Sabtu, 18 Februari 2017

“Drama”  Bollywood di Delhi


Untuk teman-teman nantinya yang ke India, kalau terjadi sebuah “drama Bollywood” yang merugikan kalian semua, jangan merasa segan, malu, atau takut untuk komplain dan menuntut hak kita.

 Yap, sepertinya kebanyakan orang di Delhi adalah bintang film Bollywood. Aku sebut ini karena kepiawaian mereka dalam berakting untuk melakukan penipuan. Nah, sekarang giliran aku terlibat suatu “drama” Bollywood di Bandara Delhi. Bandara yang tak lebih bagus bentuk dan fasilitasnya dibandingkan dengan Terminal 3, Bandara SoekarnoHatta, ditambah minimnya tempat nongkrong.

Drama ini terjadi saat aku mau check-in flight dari Delhi ke Kolkata. Batas waktu check-in masih 1 jam lagi, tapi kupikir langsung saja check-in supaya bisa bersantai di ruang tunggu. Toh cuma menunggu satu jam saja. Tak terlalu lama buatku.

Kudatangi counter Spice Jet dan bertanya ke petugas perempuan di sana untuk minta boarding pass. Setelah menunggu kurang lebih satu menit, si mbak dengan dandanan menor dan terlihat seperti tidak pernah senyum ini dengan juteknya berkata padaku.

  “Maaf, Pak. Penerbangan anda hari ini dibatalkan. Kalo bapak mau, kami bisa refund uang penuh ke credit card bapak dan bapak bisa cari flight lain di jam yang sama,” demikian katanya.
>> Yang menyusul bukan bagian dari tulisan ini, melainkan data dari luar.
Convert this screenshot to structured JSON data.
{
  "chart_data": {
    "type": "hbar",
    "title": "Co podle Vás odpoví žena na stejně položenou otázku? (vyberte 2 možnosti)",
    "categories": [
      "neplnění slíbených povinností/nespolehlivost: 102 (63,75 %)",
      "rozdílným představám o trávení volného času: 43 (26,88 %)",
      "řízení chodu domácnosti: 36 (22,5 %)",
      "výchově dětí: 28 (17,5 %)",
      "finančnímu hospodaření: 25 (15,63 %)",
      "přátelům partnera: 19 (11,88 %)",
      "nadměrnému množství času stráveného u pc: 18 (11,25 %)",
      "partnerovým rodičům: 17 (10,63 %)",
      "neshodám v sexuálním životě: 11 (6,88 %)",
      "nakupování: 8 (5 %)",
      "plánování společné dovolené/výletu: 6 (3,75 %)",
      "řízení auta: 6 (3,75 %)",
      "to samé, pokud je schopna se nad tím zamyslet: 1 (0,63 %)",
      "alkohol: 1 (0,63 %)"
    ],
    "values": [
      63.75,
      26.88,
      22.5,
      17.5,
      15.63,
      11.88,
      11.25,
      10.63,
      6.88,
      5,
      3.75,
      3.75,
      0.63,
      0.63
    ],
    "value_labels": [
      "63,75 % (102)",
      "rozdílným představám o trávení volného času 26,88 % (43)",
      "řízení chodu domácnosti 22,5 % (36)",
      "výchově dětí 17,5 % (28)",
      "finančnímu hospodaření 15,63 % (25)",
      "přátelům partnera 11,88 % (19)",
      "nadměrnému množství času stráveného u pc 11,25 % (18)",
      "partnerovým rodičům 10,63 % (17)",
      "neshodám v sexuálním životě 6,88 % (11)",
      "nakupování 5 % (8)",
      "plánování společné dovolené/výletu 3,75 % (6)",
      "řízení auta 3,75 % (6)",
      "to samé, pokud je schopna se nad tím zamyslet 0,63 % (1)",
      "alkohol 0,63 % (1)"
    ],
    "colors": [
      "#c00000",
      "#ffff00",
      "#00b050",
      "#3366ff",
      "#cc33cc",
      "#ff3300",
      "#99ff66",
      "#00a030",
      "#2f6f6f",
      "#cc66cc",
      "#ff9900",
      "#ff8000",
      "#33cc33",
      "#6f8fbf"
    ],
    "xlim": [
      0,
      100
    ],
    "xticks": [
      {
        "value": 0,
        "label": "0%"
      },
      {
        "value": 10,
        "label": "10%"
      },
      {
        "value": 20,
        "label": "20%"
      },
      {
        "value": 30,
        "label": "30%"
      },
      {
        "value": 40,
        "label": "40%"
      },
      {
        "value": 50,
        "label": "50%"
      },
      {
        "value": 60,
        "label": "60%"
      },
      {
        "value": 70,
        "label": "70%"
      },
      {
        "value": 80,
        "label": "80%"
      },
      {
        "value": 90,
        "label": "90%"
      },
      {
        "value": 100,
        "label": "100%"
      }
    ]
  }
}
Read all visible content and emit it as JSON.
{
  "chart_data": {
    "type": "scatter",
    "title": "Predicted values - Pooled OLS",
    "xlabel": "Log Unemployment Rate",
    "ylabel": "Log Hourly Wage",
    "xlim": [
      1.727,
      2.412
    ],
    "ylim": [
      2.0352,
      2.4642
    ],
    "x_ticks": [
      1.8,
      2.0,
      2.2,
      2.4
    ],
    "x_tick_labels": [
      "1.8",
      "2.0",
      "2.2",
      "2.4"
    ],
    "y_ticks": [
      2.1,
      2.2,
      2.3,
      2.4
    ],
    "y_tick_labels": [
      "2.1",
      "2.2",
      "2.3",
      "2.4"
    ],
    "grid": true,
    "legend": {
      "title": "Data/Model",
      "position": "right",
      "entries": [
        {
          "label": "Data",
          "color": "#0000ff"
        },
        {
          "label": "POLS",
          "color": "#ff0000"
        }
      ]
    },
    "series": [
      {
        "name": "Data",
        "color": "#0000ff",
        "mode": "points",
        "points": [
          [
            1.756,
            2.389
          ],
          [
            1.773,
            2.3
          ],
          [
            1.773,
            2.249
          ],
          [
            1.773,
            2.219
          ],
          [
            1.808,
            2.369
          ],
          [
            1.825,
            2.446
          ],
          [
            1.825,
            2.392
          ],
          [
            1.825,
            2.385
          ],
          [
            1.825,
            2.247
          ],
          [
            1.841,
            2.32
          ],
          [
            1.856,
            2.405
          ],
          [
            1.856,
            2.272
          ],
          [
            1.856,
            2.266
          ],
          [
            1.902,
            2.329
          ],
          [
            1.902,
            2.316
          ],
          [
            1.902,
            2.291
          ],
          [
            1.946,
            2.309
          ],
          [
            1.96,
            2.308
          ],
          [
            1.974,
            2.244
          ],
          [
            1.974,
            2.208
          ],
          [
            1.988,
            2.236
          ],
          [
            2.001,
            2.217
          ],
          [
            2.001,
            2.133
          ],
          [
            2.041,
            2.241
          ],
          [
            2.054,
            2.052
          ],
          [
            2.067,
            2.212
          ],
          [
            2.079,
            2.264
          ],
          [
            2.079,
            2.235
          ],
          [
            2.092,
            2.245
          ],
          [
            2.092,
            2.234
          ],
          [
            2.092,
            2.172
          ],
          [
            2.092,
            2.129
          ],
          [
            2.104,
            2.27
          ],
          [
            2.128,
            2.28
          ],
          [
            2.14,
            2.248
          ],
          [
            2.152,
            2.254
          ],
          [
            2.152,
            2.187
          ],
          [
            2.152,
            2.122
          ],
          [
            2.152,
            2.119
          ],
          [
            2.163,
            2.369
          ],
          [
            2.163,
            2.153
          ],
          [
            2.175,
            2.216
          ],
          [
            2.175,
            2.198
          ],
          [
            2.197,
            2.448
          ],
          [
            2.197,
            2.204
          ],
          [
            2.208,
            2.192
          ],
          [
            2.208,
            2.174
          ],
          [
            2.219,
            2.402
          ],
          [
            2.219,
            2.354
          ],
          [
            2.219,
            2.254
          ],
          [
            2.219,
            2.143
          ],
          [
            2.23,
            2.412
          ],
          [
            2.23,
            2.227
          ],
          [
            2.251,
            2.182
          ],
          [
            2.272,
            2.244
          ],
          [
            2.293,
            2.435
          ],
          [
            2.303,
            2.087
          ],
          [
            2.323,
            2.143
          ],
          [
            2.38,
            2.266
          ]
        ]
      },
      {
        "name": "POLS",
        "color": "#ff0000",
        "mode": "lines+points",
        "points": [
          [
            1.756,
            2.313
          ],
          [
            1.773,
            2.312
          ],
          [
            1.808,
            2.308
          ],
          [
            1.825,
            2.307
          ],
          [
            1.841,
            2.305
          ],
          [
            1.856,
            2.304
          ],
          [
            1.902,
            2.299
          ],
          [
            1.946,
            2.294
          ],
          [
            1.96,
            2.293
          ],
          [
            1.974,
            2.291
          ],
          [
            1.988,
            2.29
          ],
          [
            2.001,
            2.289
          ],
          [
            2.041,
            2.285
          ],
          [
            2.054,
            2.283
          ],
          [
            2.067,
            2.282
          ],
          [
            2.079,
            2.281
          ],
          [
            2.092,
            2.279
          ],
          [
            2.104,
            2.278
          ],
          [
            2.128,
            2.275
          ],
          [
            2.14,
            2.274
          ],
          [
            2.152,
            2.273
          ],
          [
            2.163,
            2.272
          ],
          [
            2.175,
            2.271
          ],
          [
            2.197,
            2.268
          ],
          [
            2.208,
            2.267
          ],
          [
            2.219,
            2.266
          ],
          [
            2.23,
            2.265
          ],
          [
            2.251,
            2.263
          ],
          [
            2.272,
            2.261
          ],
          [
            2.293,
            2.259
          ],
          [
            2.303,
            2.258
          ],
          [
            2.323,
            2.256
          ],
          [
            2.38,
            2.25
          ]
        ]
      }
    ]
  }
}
Sekali lagi, tanpa senyum!

Seketika juga saya ngamuk. “What?! Enak saja kamu! Eh, aku ini beli tiket pake card temen aku, dan aku sekarang sudah tidak punya uang lagi untuk beli tiket via airlines lain. Aku pun di Kolkata hanya transit 2 jam, setelah itu aku langsung flight ke Kuala Lumpur dan langsung flight lagi ke Jakarta. Masa bodoh, aku tidak mau tau! Kamu urus masalah ini sampai selesai. Just get me in to another plane at the same time!!” kataku dengan raut muka yang kupasang sesangar mungkin.

Seketika itu juga suasana mendadak hening. Si mbak petugas Spice Jet di sana bengong mendengarkan ocehanku hahaha…

Para petugas Spice Jet seolah terkesima dengan kemarahanku. Sejenak mereka terdiam seperti di ruangan hampa udara. Bengong. Meski akhirnya satu suara memecah keheningan.

“Oke, Pak. Mohon tunggu 5 menit dan kami akan carikan penerbangan di jam yang sama untuk Anda.”

“Nah begitu dong,” pikirku dengan senyum sumringah.

Beberapa menit berlalu, akhirnya si mbak petugas Spice Jet tadi menghampiriku dengan selembar boarding pass dengan status check-in lengkap serta namaku tertulis di sana hahaha…. Akhirnya aku sukses menjadi “aktor Bollywood” di sini, pakai acting bentak-bentak pula. Puasss deh pokoknya.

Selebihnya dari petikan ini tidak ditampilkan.